THE DETERMINANTS OF STOCK RETURNS FOR NON-BANKING COMPANIES LISTED ON THE LQ-45 INDEX AND THE SRI-KEHATI INDEX ON THE INDONESIAN STOCK EXCHANGE 2019–2023
DOI:
https://doi.org/10.35794/jmbi.v11i3.61455Abstract
Investors rely on specific indicators to evaluate companies whose shares they intend to buy. These indicators typically include financial ratio analyses such as Profitability Ratios, specifically, Return on Assets (ROA) and Return on Equity (ROE). In addition to profitability, this study also considers the Liquidity Ratio, represented by the Current Ratio (CR), and the Solvency Ratio, represented by the Debt-to-Equity Ratio (DER), to assess a company's financial health.

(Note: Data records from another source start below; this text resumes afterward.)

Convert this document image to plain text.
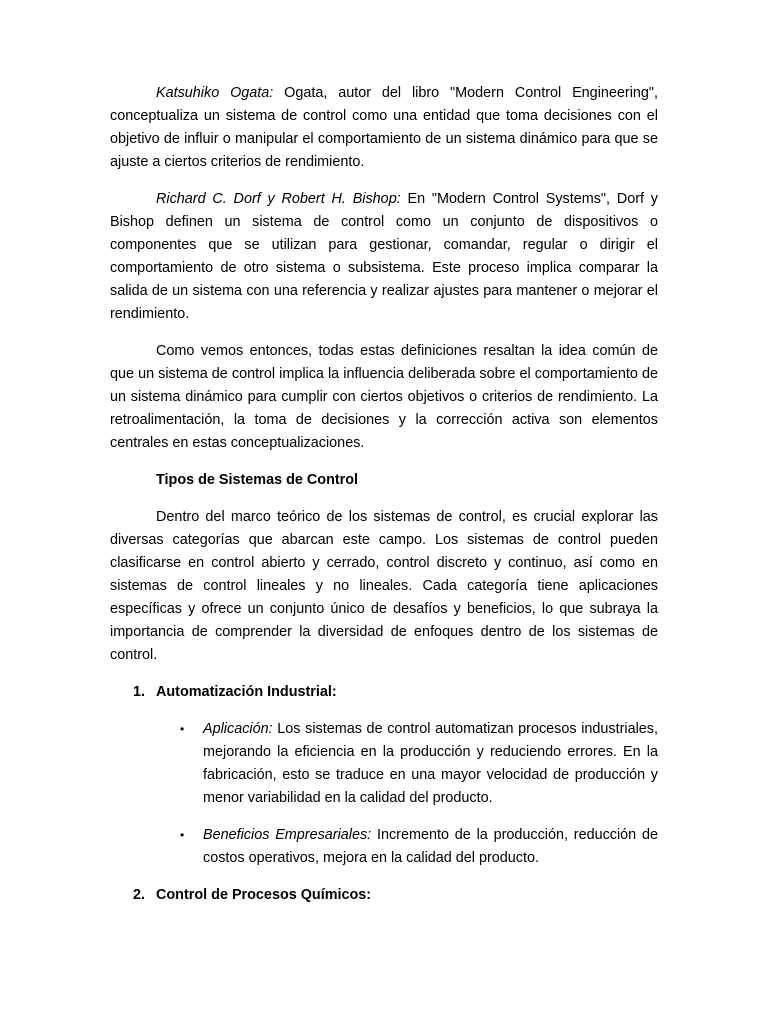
Katsuhiko Ogata: Ogata, autor del libro "Modern Control Engineering", conceptualiza un sistema de control como una entidad que toma decisiones con el objetivo de influir o manipular el comportamiento de un sistema dinámico para que se ajuste a ciertos criterios de rendimiento.

Richard C. Dorf y Robert H. Bishop: En "Modern Control Systems", Dorf y Bishop definen un sistema de control como un conjunto de dispositivos o componentes que se utilizan para gestionar, comandar, regular o dirigir el comportamiento de otro sistema o subsistema. Este proceso implica comparar la salida de un sistema con una referencia y realizar ajustes para mantener o mejorar el rendimiento.

Como vemos entonces, todas estas definiciones resaltan la idea común de que un sistema de control implica la influencia deliberada sobre el comportamiento de un sistema dinámico para cumplir con ciertos objetivos o criterios de rendimiento. La retroalimentación, la toma de decisiones y la corrección activa son elementos centrales en estas conceptualizaciones.

Tipos de Sistemas de Control

Dentro del marco teórico de los sistemas de control, es crucial explorar las diversas categorías que abarcan este campo. Los sistemas de control pueden clasificarse en control abierto y cerrado, control discreto y continuo, así como en sistemas de control lineales y no lineales. Cada categoría tiene aplicaciones específicas y ofrece un conjunto único de desafíos y beneficios, lo que subraya la importancia de comprender la diversidad de enfoques dentro de los sistemas de control.

1. Automatización Industrial:
• Aplicación: Los sistemas de control automatizan procesos industriales, mejorando la eficiencia en la producción y reduciendo errores. En la fabricación, esto se traduce en una mayor velocidad de producción y menor variabilidad en la calidad del producto.
• Beneficios Empresariales: Incremento de la producción, reducción de costos operativos, mejora en la calidad del producto.
2. Control de Procesos Químicos:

The research employs panel data regression analysis, combining time series and cross-sectional data, with stock returns as the dependent variable and the aforementioned financial ratios as independent variables. The selected independent variables, ROA, ROE, CR, and DER, are used to determine their influence on stock returns. The analysis shows that ROA, ROE, and DER have p-values greater than the 5% significance level, indicating they do not significantly affect stock returns. In contrast, CR has a p-value of 0.0008, which is below the 5% threshold, suggesting a statistically significant impact on stock returns.